Ebow singt vom Verknalltsein in straight girls und entwirft Fußballtrikots für ihre Fans. Ihr neues Album „FC Chaya“ bringt nicht nur die Stimmung der 2000er-Lovesongs zurück, es sollte auch ein „explizit queeres“ Album werden – und Ebows wohl persönlichstes Werk bisher. Am 22. und 23. November spielt sie zwei ausverkaufte Shows im SO36. Unser Porträt der Berliner Rapperin, die lieber Tracks für ihre Community macht, als nach dem großen Ruhm zu streben.
Ebow: „Lesbisch“ ein neues Image verpassen
Im Laufe der Geschichte nutzten queere Menschen immer wieder verschiedene Erkennungszeichen, um für Eingeweihte ihre Identität oder ihr sexuelles Interesse sichtbar zu machen – und dabei für die Mehrheitsgesellschaft unerkannt zu bleiben. „In Berlin sehen wir gay, zuhause ziemlich straight aus“, rappt Ebow. Man könnte sagen: Wer die Codes kennt, konnte sie wohl schon immer als queere Künstlerin verorten. Doch bei ihrer Familie geoutet hat sich die 1990 in München geborene Deutsch-Kurdin Ebru Düzgün, wie Ebow bürgerlich heißt, erst im letzten Jahr.
Ein spätes Coming-out
Auf ihrem neuen Album „FC Chaya“ feiert Ebow nun die lesbische Liebe und bringt ihre künstlerische Vision auf den Punkt. Man hört Einflüsse der R&B-Lovesongs aus den frühen 2000ern, mit denen Ebow musikalisch sozialisiert wurde. Fast zwei Jahre hat sie an dem Album gearbeitet, der Track „Ebru’s Story“ entstand dabei erst ganz am Ende. Das liegt unter anderem daran, dass das Gespräch, um das es im letzten Part geht, noch nicht lange zurückliegt. „Ebru’s Story“ ist die Geschichte ihrer Identitätsfindung, die Rapperin erzählt davon, wie sie schon als Kind realisierte, dass sie nicht auf Jungs stand, sondern auf „die eine aus der Siebten.“ Wie sie betete, Gott solle sie davon heilen. Sie schildert die emotionalen Kämpfe, die sie durchlebte, einschließlich Suizidgedanken. Beschreibt, wie sie sich endlich traute, das Geheimnis mit ihrem besten Freund zu teilen. Und dann schließlich, wie sie als Erwachsene erst ihrer Tante, dann dem Rest der Familie von ihrem Lesbischsein erzählte.

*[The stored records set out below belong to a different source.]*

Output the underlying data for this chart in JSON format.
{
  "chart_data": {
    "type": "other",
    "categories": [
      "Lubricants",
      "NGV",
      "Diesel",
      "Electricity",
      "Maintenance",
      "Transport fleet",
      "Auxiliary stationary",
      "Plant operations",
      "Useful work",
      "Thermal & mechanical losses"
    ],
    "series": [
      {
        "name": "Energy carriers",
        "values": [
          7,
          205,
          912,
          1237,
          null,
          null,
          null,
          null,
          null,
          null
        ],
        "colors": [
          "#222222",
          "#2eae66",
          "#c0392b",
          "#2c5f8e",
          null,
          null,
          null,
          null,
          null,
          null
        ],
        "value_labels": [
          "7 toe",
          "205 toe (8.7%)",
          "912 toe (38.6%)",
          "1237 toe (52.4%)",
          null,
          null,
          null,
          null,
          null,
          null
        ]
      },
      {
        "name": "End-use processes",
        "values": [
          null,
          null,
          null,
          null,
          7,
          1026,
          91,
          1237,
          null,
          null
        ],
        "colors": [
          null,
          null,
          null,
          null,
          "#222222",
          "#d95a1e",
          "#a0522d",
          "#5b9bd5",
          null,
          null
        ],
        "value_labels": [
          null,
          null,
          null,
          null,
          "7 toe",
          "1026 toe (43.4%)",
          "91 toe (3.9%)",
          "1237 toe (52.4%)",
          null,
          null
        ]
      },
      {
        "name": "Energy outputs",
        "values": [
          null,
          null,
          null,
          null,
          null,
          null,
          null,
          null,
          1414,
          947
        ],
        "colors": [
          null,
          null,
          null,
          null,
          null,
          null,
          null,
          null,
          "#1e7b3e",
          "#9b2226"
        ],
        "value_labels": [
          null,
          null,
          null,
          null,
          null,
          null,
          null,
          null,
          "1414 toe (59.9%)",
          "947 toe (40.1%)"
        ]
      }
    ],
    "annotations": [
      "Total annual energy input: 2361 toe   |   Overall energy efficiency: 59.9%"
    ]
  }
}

„Ich brauchte das Gespräch, um endlich alle Bereiche abzuschließen und diesen Song zu schreiben. Vorher hätte ich das nicht gekonnt, es wäre nicht ehrlich gewesen“, erzählt Ebow im kollektiv betriebenem Café K-Fetisch in der Neuköllner Weserstraße. Sie bestellt Kuchen und Limonade, zahlt für die Person, die vor uns bestellt hat, gleich mit.

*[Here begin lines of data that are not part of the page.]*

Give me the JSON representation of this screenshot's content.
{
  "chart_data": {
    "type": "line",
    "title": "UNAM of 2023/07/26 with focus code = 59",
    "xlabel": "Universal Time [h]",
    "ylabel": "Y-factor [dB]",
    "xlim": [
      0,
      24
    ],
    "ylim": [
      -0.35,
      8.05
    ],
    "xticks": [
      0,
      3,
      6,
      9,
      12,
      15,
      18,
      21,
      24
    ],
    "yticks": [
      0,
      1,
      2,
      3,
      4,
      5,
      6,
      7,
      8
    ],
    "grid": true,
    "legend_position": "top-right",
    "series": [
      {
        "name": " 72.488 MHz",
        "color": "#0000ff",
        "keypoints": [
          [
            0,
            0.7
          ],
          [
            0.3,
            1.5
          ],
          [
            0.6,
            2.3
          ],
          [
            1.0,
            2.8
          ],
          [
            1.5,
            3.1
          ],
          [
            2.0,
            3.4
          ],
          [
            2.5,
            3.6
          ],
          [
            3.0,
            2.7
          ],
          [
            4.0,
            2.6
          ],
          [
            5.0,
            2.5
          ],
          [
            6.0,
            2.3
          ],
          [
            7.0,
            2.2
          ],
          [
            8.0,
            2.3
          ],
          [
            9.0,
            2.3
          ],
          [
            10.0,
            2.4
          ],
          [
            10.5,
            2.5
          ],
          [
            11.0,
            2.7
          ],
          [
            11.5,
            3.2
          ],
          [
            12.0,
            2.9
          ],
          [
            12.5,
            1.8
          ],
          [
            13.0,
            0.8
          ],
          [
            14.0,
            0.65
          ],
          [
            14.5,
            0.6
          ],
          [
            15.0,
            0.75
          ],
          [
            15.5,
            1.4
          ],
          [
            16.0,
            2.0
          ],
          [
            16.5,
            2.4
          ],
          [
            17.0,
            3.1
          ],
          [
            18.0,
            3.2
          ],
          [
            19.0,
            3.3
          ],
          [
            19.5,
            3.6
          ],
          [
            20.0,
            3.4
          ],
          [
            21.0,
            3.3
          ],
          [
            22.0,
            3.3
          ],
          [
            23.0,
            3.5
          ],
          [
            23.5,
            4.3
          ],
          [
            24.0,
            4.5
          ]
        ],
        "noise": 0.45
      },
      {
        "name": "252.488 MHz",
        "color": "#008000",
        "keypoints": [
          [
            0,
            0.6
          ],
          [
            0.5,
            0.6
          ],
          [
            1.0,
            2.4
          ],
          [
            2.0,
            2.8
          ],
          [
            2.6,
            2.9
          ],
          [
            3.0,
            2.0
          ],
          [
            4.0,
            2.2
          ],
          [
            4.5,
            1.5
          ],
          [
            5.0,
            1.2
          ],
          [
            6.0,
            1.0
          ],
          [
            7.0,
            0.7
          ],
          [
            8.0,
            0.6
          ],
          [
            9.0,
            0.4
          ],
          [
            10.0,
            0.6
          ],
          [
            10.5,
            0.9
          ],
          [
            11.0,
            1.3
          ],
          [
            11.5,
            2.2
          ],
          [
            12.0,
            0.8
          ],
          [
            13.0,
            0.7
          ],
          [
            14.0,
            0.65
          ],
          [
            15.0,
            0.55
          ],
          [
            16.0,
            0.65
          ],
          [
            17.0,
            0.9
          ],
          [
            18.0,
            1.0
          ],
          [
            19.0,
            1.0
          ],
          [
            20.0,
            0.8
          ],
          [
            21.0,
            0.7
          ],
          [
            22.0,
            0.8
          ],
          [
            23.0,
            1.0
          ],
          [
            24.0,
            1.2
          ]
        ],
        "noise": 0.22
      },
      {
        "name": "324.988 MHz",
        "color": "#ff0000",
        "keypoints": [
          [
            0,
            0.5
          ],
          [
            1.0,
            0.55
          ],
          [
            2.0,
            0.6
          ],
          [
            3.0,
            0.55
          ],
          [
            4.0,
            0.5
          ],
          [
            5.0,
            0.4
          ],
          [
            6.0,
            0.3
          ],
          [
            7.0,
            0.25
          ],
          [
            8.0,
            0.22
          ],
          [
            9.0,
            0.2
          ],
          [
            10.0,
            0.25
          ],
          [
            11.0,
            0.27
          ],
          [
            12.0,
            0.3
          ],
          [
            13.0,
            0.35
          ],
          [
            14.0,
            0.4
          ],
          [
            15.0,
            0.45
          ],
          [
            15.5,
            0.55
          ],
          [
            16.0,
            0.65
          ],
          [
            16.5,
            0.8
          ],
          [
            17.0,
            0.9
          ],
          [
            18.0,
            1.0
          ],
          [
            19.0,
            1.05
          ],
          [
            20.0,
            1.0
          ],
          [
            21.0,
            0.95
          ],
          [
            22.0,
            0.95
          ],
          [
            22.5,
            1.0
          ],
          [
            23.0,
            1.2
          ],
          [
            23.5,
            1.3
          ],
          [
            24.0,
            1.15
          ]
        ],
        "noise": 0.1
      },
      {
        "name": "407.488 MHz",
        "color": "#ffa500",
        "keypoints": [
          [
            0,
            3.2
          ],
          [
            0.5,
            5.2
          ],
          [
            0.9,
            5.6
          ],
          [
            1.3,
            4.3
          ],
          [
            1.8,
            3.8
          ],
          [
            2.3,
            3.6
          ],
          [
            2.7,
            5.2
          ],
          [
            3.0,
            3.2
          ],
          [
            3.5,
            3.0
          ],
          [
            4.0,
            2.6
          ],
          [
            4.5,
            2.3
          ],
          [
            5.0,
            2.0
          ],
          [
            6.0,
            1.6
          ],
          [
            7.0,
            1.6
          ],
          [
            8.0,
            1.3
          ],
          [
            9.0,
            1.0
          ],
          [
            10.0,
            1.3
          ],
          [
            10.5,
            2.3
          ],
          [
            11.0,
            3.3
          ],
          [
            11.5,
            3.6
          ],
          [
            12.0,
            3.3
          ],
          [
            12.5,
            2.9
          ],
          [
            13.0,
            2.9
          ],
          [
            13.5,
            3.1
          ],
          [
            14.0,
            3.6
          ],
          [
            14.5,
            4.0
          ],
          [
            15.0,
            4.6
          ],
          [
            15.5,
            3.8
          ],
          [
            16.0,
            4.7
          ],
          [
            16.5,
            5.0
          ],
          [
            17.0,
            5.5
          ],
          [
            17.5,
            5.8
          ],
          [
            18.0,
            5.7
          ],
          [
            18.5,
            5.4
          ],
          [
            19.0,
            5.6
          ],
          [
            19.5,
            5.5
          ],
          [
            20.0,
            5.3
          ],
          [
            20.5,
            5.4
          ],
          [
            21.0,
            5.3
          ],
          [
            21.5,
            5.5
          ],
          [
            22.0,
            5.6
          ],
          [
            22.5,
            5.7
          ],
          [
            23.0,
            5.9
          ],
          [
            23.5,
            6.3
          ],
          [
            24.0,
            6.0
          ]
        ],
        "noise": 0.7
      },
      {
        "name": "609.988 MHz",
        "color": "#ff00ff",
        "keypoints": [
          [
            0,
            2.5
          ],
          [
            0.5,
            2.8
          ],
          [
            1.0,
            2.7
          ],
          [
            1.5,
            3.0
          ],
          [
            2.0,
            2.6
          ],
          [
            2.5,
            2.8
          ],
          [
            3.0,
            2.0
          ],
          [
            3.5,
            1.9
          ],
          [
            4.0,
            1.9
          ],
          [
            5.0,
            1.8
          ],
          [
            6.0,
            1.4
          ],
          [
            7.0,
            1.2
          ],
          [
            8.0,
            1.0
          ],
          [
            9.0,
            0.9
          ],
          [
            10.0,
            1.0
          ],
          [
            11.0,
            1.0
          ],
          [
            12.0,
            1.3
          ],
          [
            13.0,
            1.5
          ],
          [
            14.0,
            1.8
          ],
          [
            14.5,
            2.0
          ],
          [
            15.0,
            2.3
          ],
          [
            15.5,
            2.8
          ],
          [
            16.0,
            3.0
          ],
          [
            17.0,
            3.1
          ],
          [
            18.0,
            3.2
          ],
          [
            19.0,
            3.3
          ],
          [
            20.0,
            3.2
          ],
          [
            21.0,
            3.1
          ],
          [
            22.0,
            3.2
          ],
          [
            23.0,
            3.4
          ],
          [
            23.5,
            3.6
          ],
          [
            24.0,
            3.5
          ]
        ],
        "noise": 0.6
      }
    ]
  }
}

Wir treffen uns kurz vor dem Release von „FC Chaya“, sie dürfte zu diesem Zeitpunkt schon einige Interviews dazu gegeben haben. Doch unser Gespräch fühlt sich nicht nach Promo-Talk an, während sie von den Momenten erzählt, die sie in „Ebru’s Story“ verarbeitet hat: „Es war, als ob mir ein Stein vom Herzen gefallen wäre, denn ich hatte so lange darauf gewartet.“
„Ich dachte an die kleine Ebru, die sich niemals hätte vorstellen können, wo ich heute stehe“
Ein Gefühl, mit dem sich viele Menschen identifizieren können, wie die Kommentarspalte unter dem Musikvideo zeigt. „Ich bin so dankbar, das erleben zu dürfen. Ehrlich, mutig, befreit und befreiend – habe so drauf gewartet, dass sowas in Deutschland passiert,“ schreibt jemand. Das Video mutet an wie ein Kurzfilm, in dem die heutige Ebow ihrem Teenager-Ich zur Seite steht. Ebow liked jeden Kommentar, antwortet oft, schickt ein Herz oder aufbauende Worte.

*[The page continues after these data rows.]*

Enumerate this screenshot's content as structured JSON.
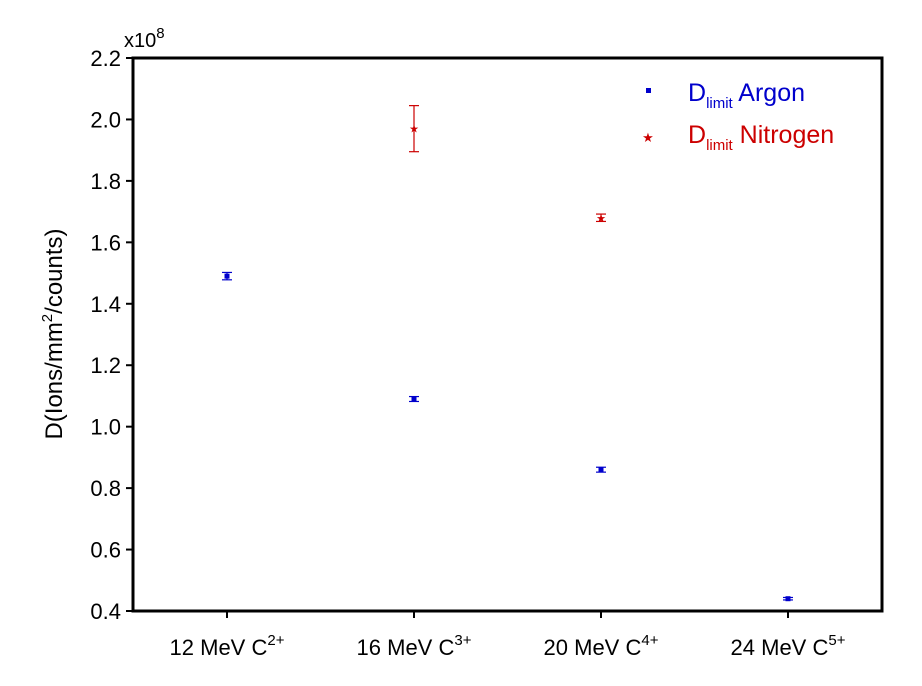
{
  "chart_data": {
    "type": "scatter",
    "title": "",
    "ylabel": {
      "prefix": "D(Ions/mm",
      "sup": "2",
      "suffix": "/counts)"
    },
    "y_multiplier": {
      "base": "x10",
      "exp": "8"
    },
    "ylim": [
      0.4,
      2.2
    ],
    "yticks": [
      "0.4",
      "0.6",
      "0.8",
      "1.0",
      "1.2",
      "1.4",
      "1.6",
      "1.8",
      "2.0",
      "2.2"
    ],
    "categories": [
      {
        "base": "12 MeV C",
        "sup": "2+"
      },
      {
        "base": "16 MeV C",
        "sup": "3+"
      },
      {
        "base": "20 MeV C",
        "sup": "4+"
      },
      {
        "base": "24 MeV C",
        "sup": "5+"
      }
    ],
    "series": [
      {
        "legend_main": "D",
        "legend_sub": "limit",
        "legend_rest": " Argon",
        "color": "#0000cc",
        "marker": "square",
        "values": [
          1.49,
          1.09,
          0.86,
          0.44
        ],
        "errors": [
          0.012,
          0.008,
          0.008,
          0.004
        ]
      },
      {
        "legend_main": "D",
        "legend_sub": "limit",
        "legend_rest": " Nitrogen",
        "color": "#cc0000",
        "marker": "star",
        "values": [
          null,
          1.97,
          1.68,
          null
        ],
        "errors": [
          null,
          0.075,
          0.012,
          null
        ]
      }
    ],
    "legend_position": "top-right",
    "grid": false
  }
}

Für sie geht es in dem Song auch darum, anderen Mut zu machen: „Ich möchte vermitteln, dass alles so viel besser wird, als man es sich erträumt.“ Erst neulich fuhr sie in München durch die Gegend, in der sie aufgewachsen ist: „Ich dachte an die kleine Ebru, die dort gewohnt hat und sich niemals hätte vorstellen können, wo ich heute stehe.“
Ebow fing schon in ihrer Münchener Kindheit an, Gedichte und Songtexte zu schreiben. Begann ihre Karriere mit Anfang 20, rappte im Bahnhofsviertel der bayerischen Metropole, in Waschsalons und Supermärkten, dann auf kleineren Festivalbühnen. 2013 erschien das Debütalbum, dann drei weitere Alben, Preise, Nebenprojekte zwischen Partys und Architekturstudium.
Nun also Album Nummer fünf. Auf „FC Chaya“ gelingt Ebow es, queere Erfahrungen auf vielschichtige, empowernde Weise zu transportieren, die über die Herausforderungen eines Coming-outs hinausgehen. Erzählungen, die es im deutschsprachigen Kontext, insbesondere aus migrantischen Perspektiven, noch immer zu selten gibt.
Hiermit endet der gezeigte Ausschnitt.